Ethiopie : Dénonçant son détournement, Washington et le PAM suspendent leur aide alimentaire au Tigré
CORRUPTION Avant de reprendre les livraisons, le PAM veut s’assurer « que cette aide vitale parvienne bien à ces destinataires voulus »
De l’aveu même de Samantha Power, administratrice de l’Agence américaine pour le développement et l’aide humanitaire (USAID), la décision a été « difficile ». Les Etats-Unis et le Programme alimentaire mondial (PAM) ont annoncé mercredi suspendre « jusqu’à nouvel ordre » leur aide alimentaire à la région du Tigré dans le nord de l’Ethiopie, ravagée par des années de conflit.
Une partie de cette aide a été « détournée et vendue sur le marché local », a justifié Samantha Power. De son côté, le PAM, basé à Rome, dit avoir décidé d’une « pause dans la distribution de nourriture au Tigré, qui ne reprendra pas avant [qu’il] puisse être en mesure d’assurer que cette aide vitale parvienne bien à ces destinataires voulus ».
Une décision qui ne concerne pas l’eau potable
Le gouvernement américain a soulevé l’affaire auprès des autorités éthiopiennes ainsi que les autorités locales au Tigré qui « ont exprimé leur volonté de travailler avec nous afin d’identifier les responsables et à ce qu’ils rendent des comptes », selon l’USAID. L’organisme a cependant précisé que cela ne concerne pas des suppléments nutritionnels, la distribution de l’eau potable et le soutien aux activités agricoles dans la région.

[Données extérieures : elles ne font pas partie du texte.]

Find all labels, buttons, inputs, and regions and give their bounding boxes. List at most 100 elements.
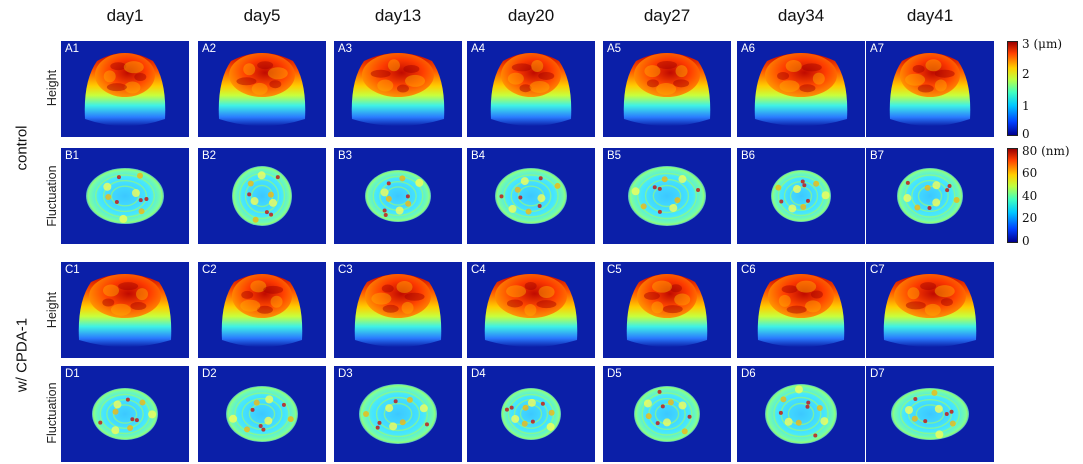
panel-d7: D7 — [866, 366, 994, 462]
height-unit: (μm) — [1033, 37, 1063, 51]
column-header-day27: day27 — [643, 6, 691, 25]
panel-d5: D5 — [603, 366, 731, 462]
panel-label: D6 — [741, 368, 756, 380]
panel-b4: B4 — [467, 148, 595, 244]
panel-label: A3 — [338, 43, 353, 55]
height-map-a5 — [623, 53, 711, 126]
panel-d1: D1 — [61, 366, 189, 462]
panel-d6: D6 — [737, 366, 865, 462]
fluctuation-map-b5 — [628, 166, 706, 226]
panel-c2: C2 — [198, 262, 326, 358]
fluct-tick-40: 40 — [1022, 189, 1038, 203]
panel-c7: C7 — [866, 262, 994, 358]
height-map-a6 — [754, 53, 848, 126]
panel-label: B7 — [870, 150, 885, 162]
panel-c3: C3 — [334, 262, 462, 358]
panel-label: C4 — [471, 264, 486, 276]
panel-a4: A4 — [467, 41, 595, 137]
height-tick-0: 0 — [1022, 127, 1030, 141]
fluct-tick-60: 60 — [1022, 166, 1038, 180]
row-label-b: Fluctuation — [45, 165, 59, 227]
group-label-control: control — [13, 125, 31, 171]
column-header-day13: day13 — [374, 6, 422, 25]
row-label-c: Height — [45, 291, 59, 329]
fluct-tick-80: 80 (nm) — [1022, 144, 1070, 158]
height-map-c4 — [484, 274, 578, 347]
panel-label: C2 — [202, 264, 217, 276]
panel-label: B4 — [471, 150, 486, 162]
height-map-c6 — [757, 274, 845, 347]
group-label-cpda1: w/ CPDA-1 — [13, 317, 31, 393]
height-map-a2 — [218, 53, 306, 126]
panel-label: A5 — [607, 43, 622, 55]
panel-b3: B3 — [334, 148, 462, 244]
height-map-a4 — [490, 53, 572, 126]
panel-c4: C4 — [467, 262, 595, 358]
panel-label: D1 — [65, 368, 80, 380]
panel-label: B3 — [338, 150, 353, 162]
column-header-day1: day1 — [106, 6, 144, 25]
row-label-d: Fluctuation — [45, 382, 59, 444]
panel-a2: A2 — [198, 41, 326, 137]
fluct-tick-20: 20 — [1022, 211, 1038, 225]
panel-d2: D2 — [198, 366, 326, 462]
panel-label: D2 — [202, 368, 217, 380]
height-map-a1 — [84, 53, 166, 126]
row-label-a: Height — [45, 69, 59, 107]
panel-label: A1 — [65, 43, 80, 55]
panel-label: C3 — [338, 264, 353, 276]
height-map-a3 — [351, 53, 445, 126]
panel-label: D5 — [607, 368, 622, 380]
fluctuation-map-d1 — [92, 388, 158, 440]
height-map-c3 — [354, 274, 442, 347]
fluctuation-map-d5 — [634, 386, 700, 442]
height-tick-2: 2 — [1022, 67, 1030, 81]
panel-label: C6 — [741, 264, 756, 276]
panel-a6: A6 — [737, 41, 865, 137]
column-header-day5: day5 — [243, 6, 281, 25]
fluctuation-map-b6 — [771, 170, 831, 222]
panel-a1: A1 — [61, 41, 189, 137]
panel-c5: C5 — [603, 262, 731, 358]
panel-a5: A5 — [603, 41, 731, 137]
panel-label: D3 — [338, 368, 353, 380]
fluct-unit: (nm) — [1041, 144, 1070, 158]
column-header-day41: day41 — [906, 6, 954, 25]
fluctuation-map-d3 — [359, 384, 437, 444]
fluctuation-map-d4 — [501, 388, 561, 440]
panel-label: C1 — [65, 264, 80, 276]
panel-label: B5 — [607, 150, 622, 162]
panel-label: C7 — [870, 264, 885, 276]
height-map-a7 — [889, 53, 971, 126]
panel-a7: A7 — [866, 41, 994, 137]
panel-b5: B5 — [603, 148, 731, 244]
fluctuation-map-b4 — [495, 168, 567, 224]
panel-label: B1 — [65, 150, 80, 162]
panel-label: C5 — [607, 264, 622, 276]
fluctuation-map-d6 — [765, 384, 837, 444]
height-map-c1 — [78, 274, 172, 347]
panel-label: A7 — [870, 43, 885, 55]
panel-d3: D3 — [334, 366, 462, 462]
fluct-tick-0: 0 — [1022, 234, 1030, 248]
panel-b2: B2 — [198, 148, 326, 244]
height-map-c2 — [221, 274, 303, 347]
panel-d4: D4 — [467, 366, 595, 462]
fluctuation-map-d2 — [226, 386, 298, 442]
height-map-c7 — [883, 274, 977, 347]
panel-c6: C6 — [737, 262, 865, 358]
height-tick-3: 3 (μm) — [1022, 37, 1063, 51]
fluctuation-colorbar — [1007, 148, 1018, 243]
column-header-day20: day20 — [507, 6, 555, 25]
fluctuation-map-b7 — [897, 168, 963, 224]
panel-label: B6 — [741, 150, 756, 162]
panel-label: D4 — [471, 368, 486, 380]
panel-label: A4 — [471, 43, 486, 55]
height-map-c5 — [626, 274, 708, 347]
fluctuation-map-b1 — [86, 168, 164, 224]
column-header-day34: day34 — [777, 6, 825, 25]
panel-label: A2 — [202, 43, 217, 55]
panel-c1: C1 — [61, 262, 189, 358]
fluctuation-map-d7 — [891, 388, 969, 440]
panel-label: A6 — [741, 43, 756, 55]
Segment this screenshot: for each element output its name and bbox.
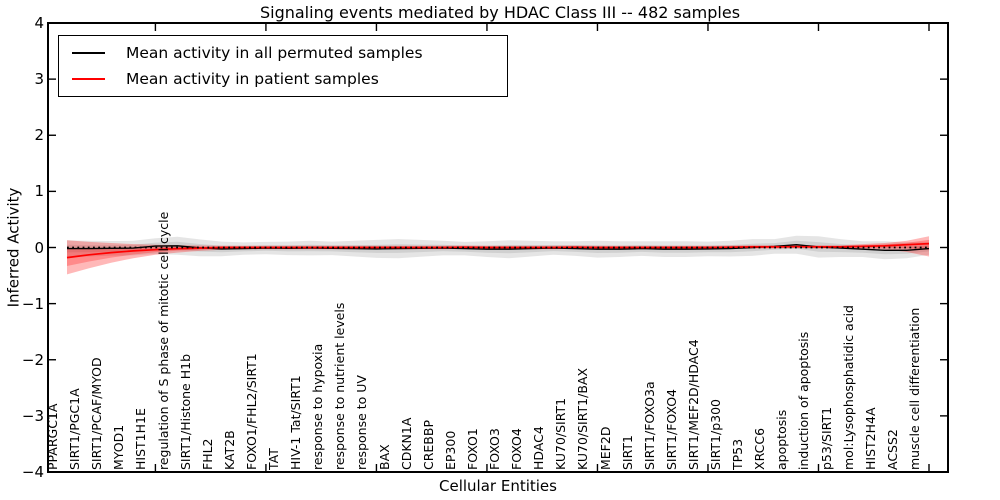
y-tick-label: −3 — [21, 406, 44, 425]
x-tick-label: SIRT1/FOXO4 — [663, 389, 679, 470]
x-tick-label: PPARGC1A — [45, 403, 60, 470]
x-tick-label: HDAC4 — [531, 426, 547, 470]
x-tick-label: response to UV — [354, 375, 370, 470]
x-tick-label: FOXO1 — [464, 428, 480, 470]
x-tick-label: muscle cell differentiation — [907, 307, 922, 470]
x-tick-label: FOXO4 — [509, 428, 525, 470]
legend-item-permuted: Mean activity in all permuted samples — [72, 44, 507, 62]
x-tick-label: SIRT1/Histone H1b — [177, 353, 193, 470]
x-tick-label: TAT — [266, 448, 282, 470]
x-axis-label: Cellular Entities — [439, 477, 557, 495]
x-tick-label: KU70/SIRT1/BAX — [575, 367, 591, 470]
x-tick-label: XRCC6 — [752, 427, 768, 470]
x-tick-label: CDKN1A — [398, 417, 414, 470]
y-tick-label: 3 — [34, 70, 44, 89]
legend: Mean activity in all permuted samples Me… — [58, 35, 508, 97]
x-tick-label: FHL2 — [199, 438, 215, 470]
x-tick-label: response to hypoxia — [310, 343, 326, 470]
legend-item-patient: Mean activity in patient samples — [72, 70, 507, 88]
x-tick-label: FOXO1/FHL2/SIRT1 — [243, 353, 259, 470]
y-tick-label: −1 — [21, 294, 44, 313]
x-tick-label: HIST1H1E — [133, 408, 149, 470]
y-tick-label: −2 — [21, 350, 44, 369]
y-tick-label: 2 — [34, 126, 44, 145]
x-tick-label: CREBBP — [420, 420, 436, 470]
x-tick-label: mol:Lysophosphatidic acid — [840, 305, 856, 470]
x-tick-label: SIRT1/PCAF/MYOD — [89, 357, 105, 470]
legend-label-patient: Mean activity in patient samples — [126, 70, 379, 88]
x-tick-label: SIRT1/FOXO3a — [641, 381, 657, 470]
legend-line-permuted-swatch — [72, 52, 105, 54]
chart-title: Signaling events mediated by HDAC Class … — [259, 3, 741, 22]
x-tick-label: apoptosis — [774, 409, 790, 470]
y-tick-label: 4 — [34, 14, 44, 32]
legend-line-patient-swatch — [72, 78, 105, 80]
x-tick-label: HIV-1 Tat/SIRT1 — [288, 375, 304, 470]
x-tick-label: ACSS2 — [884, 429, 900, 470]
x-tick-label: SIRT1/MEF2D/HDAC4 — [685, 339, 701, 470]
x-tick-label: KAT2B — [221, 430, 237, 470]
y-tick-label: −4 — [21, 463, 44, 481]
x-tick-label: response to nutrient levels — [332, 302, 348, 470]
x-tick-label: KU70/SIRT1 — [553, 397, 569, 470]
x-tick-label: induction of apoptosis — [796, 331, 812, 470]
x-tick-label: regulation of S phase of mitotic cell cy… — [155, 211, 171, 470]
legend-label-permuted: Mean activity in all permuted samples — [126, 44, 423, 62]
x-tick-label: TP53 — [730, 438, 746, 470]
x-tick-label: SIRT1/p300 — [708, 399, 724, 470]
x-tick-label: BAX — [376, 444, 392, 470]
x-tick-label: HIST2H4A — [862, 407, 878, 470]
x-tick-label: MEF2D — [597, 426, 613, 470]
x-tick-label: SIRT1 — [619, 435, 635, 470]
x-tick-label: SIRT1/PGC1A — [67, 388, 83, 470]
x-tick-label: FOXO3 — [487, 428, 503, 470]
y-tick-label: 0 — [34, 238, 44, 257]
y-tick-label: 1 — [34, 182, 44, 201]
x-tick-label: p53/SIRT1 — [818, 406, 834, 470]
x-tick-label: MYOD1 — [111, 424, 127, 470]
patient-std-band — [67, 236, 929, 275]
x-tick-label: EP300 — [442, 430, 458, 470]
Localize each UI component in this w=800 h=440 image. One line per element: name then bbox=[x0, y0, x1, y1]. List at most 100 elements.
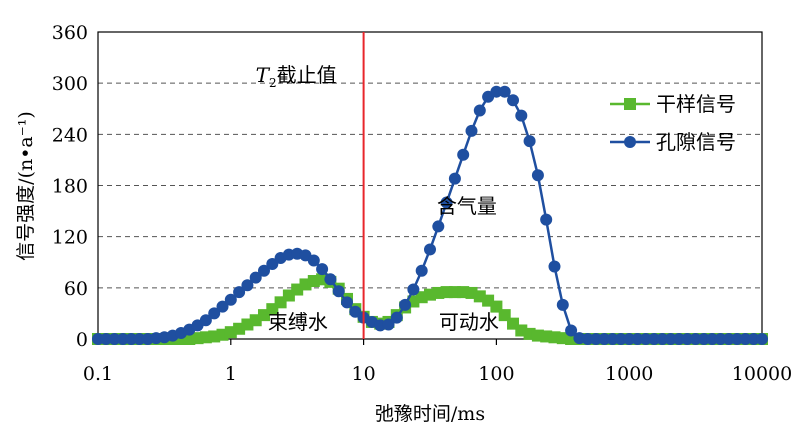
y-tick-label: 60 bbox=[64, 278, 88, 300]
data-point bbox=[756, 333, 768, 345]
x-tick-label: 10 bbox=[352, 363, 376, 385]
x-tick-label: 1000 bbox=[605, 363, 653, 385]
x-tick-label: 100 bbox=[478, 363, 514, 385]
data-point bbox=[639, 333, 652, 345]
data-point bbox=[116, 333, 129, 345]
t2-cutoff-label-rest: 截止值 bbox=[277, 63, 337, 87]
data-point bbox=[407, 283, 420, 296]
data-point bbox=[672, 333, 685, 345]
data-point bbox=[689, 333, 702, 345]
data-point bbox=[249, 271, 262, 284]
data-point bbox=[747, 333, 760, 345]
y-tick-label: 120 bbox=[52, 227, 88, 249]
x-tick-label: 0.1 bbox=[83, 363, 113, 385]
data-point bbox=[606, 333, 619, 345]
legend-label: 孔隙信号 bbox=[656, 130, 736, 154]
annotation-label: 束缚水 bbox=[268, 310, 328, 334]
data-point bbox=[565, 324, 578, 337]
annotation-label: 可动水 bbox=[439, 310, 499, 334]
data-point bbox=[515, 109, 528, 122]
data-point bbox=[316, 263, 329, 276]
data-point bbox=[614, 333, 627, 345]
data-point bbox=[349, 305, 362, 318]
data-point bbox=[722, 333, 735, 345]
data-point bbox=[507, 94, 520, 107]
data-point bbox=[581, 333, 594, 345]
annotations: 束缚水 可动水 含气量 bbox=[268, 194, 499, 334]
data-point bbox=[216, 300, 229, 313]
data-point bbox=[631, 333, 644, 345]
data-point bbox=[307, 254, 320, 267]
data-point bbox=[648, 333, 661, 345]
data-point bbox=[490, 85, 503, 98]
data-point bbox=[540, 213, 553, 226]
legend-swatch-marker bbox=[624, 136, 636, 148]
data-point bbox=[257, 264, 270, 277]
data-point bbox=[224, 293, 237, 306]
y-axis-label: 信号强度/(n•a⁻¹) bbox=[15, 111, 37, 261]
data-point bbox=[739, 333, 752, 345]
t2-cutoff-label-sub: 2 bbox=[269, 76, 277, 90]
y-tick-label: 300 bbox=[52, 73, 88, 95]
data-point bbox=[233, 286, 246, 299]
data-point bbox=[440, 196, 453, 209]
y-tick-label: 240 bbox=[52, 124, 88, 146]
x-tick-label: 1 bbox=[225, 363, 237, 385]
t2-cutoff-label-t: T bbox=[256, 63, 271, 87]
data-point bbox=[423, 243, 436, 256]
series-layer bbox=[92, 85, 768, 345]
data-point bbox=[706, 333, 719, 345]
data-point bbox=[324, 273, 337, 286]
data-point bbox=[714, 333, 727, 345]
data-point bbox=[399, 298, 412, 311]
data-point bbox=[133, 333, 146, 345]
x-tick-labels: 0.1 1 10 100 1000 10000 bbox=[83, 339, 792, 385]
data-point bbox=[432, 220, 445, 233]
annotation-label: 含气量 bbox=[437, 194, 497, 218]
data-point bbox=[523, 135, 536, 148]
data-point bbox=[108, 333, 121, 345]
legend-label: 干样信号 bbox=[656, 92, 736, 116]
series-line bbox=[98, 90, 762, 341]
y-tick-label: 180 bbox=[52, 176, 88, 198]
data-point bbox=[465, 124, 478, 137]
data-point bbox=[199, 314, 212, 327]
series-1 bbox=[92, 273, 768, 345]
data-point bbox=[448, 172, 461, 185]
data-point bbox=[697, 333, 710, 345]
x-tick-label: 10000 bbox=[732, 363, 792, 385]
data-point bbox=[681, 333, 694, 345]
data-point bbox=[100, 333, 113, 345]
data-point bbox=[548, 260, 561, 273]
t2-cutoff-label: T2截止值 bbox=[256, 63, 337, 90]
data-point bbox=[390, 311, 403, 324]
x-axis-label: 弛豫时间/ms bbox=[375, 403, 485, 425]
data-point bbox=[498, 85, 511, 98]
y-tick-labels: 0 60 120 180 240 300 360 bbox=[52, 22, 88, 351]
data-point bbox=[332, 285, 345, 298]
data-point bbox=[382, 318, 395, 331]
data-point bbox=[241, 279, 254, 292]
data-point bbox=[208, 307, 221, 320]
data-point bbox=[415, 264, 428, 277]
data-point bbox=[731, 333, 744, 345]
data-point bbox=[266, 257, 279, 270]
data-point bbox=[473, 104, 486, 117]
y-tick-label: 360 bbox=[52, 22, 88, 44]
series-2 bbox=[92, 85, 768, 345]
plot-area-frame bbox=[97, 31, 763, 340]
data-point bbox=[341, 296, 354, 309]
data-point bbox=[457, 148, 470, 161]
gridlines bbox=[98, 82, 762, 289]
data-point bbox=[656, 333, 669, 345]
legend-swatch-marker bbox=[624, 98, 636, 110]
data-point bbox=[598, 333, 611, 345]
data-point bbox=[556, 298, 569, 311]
data-point bbox=[589, 333, 602, 345]
data-point bbox=[531, 169, 544, 182]
data-point bbox=[623, 333, 636, 345]
y-tick-label: 0 bbox=[76, 329, 88, 351]
data-point bbox=[664, 333, 677, 345]
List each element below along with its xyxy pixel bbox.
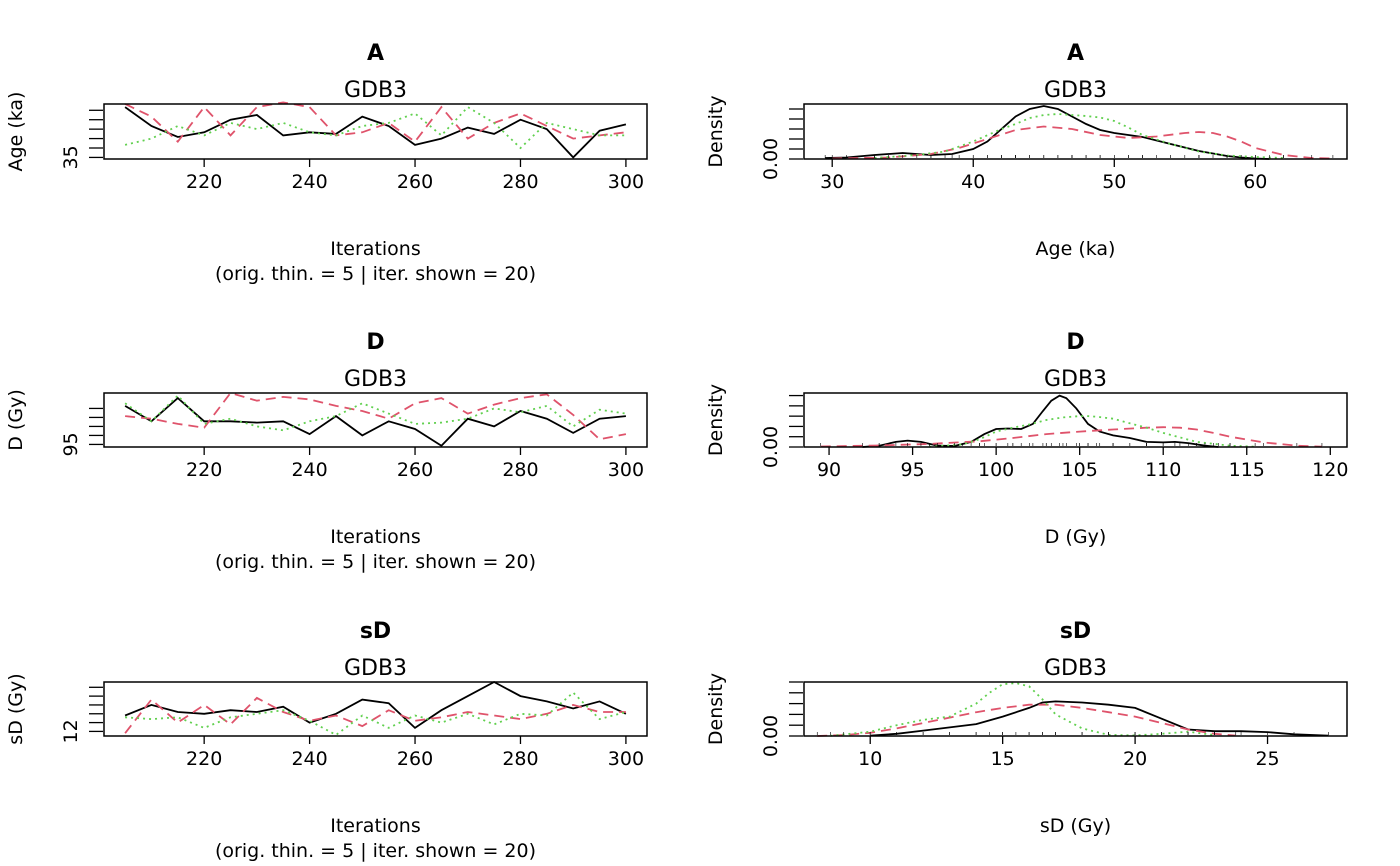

Il n’a par contre pas été précisé le montant de l’aide alimentaire concernée mais les Etats-Unis sont le plus gros contributeur humanitaire à l’Ethiopie. « Ce détournement frappe une fois de plus une population civile innocente », a poursuivi l’USAID, en soulignant que des « millions de personnes vivent dans une insécurité alimentaire aiguë ».
Cette pause intervient six mois après la signature, le 2 novembre dernier, entre le gouvernement fédéral éthiopien et le Front de libération du Peuple du Tigré (TPLF), d’un « accord de cessation des hostilités » mettant fin à deux ans de guerre brutale et meurtrière. Mardi, les Etats-Unis ont salué les « progrès significatifs » réalisés dans la mise en œuvre de cet accord même si les défis restent nombreux.
Durant le conflit, le Tigré et ses six millions d’habitants ont été longtemps privés d’assistance. Depuis lors, « 84 % de la région vit une crise alimentaire », selon le PAM. Le nord de l’Ethiopie « est devenu plus accessible », mais l’aide n’atteint pas « l’échelle requise », soulignait l’agence humanitaire de l’ONU (Ocha) début avril.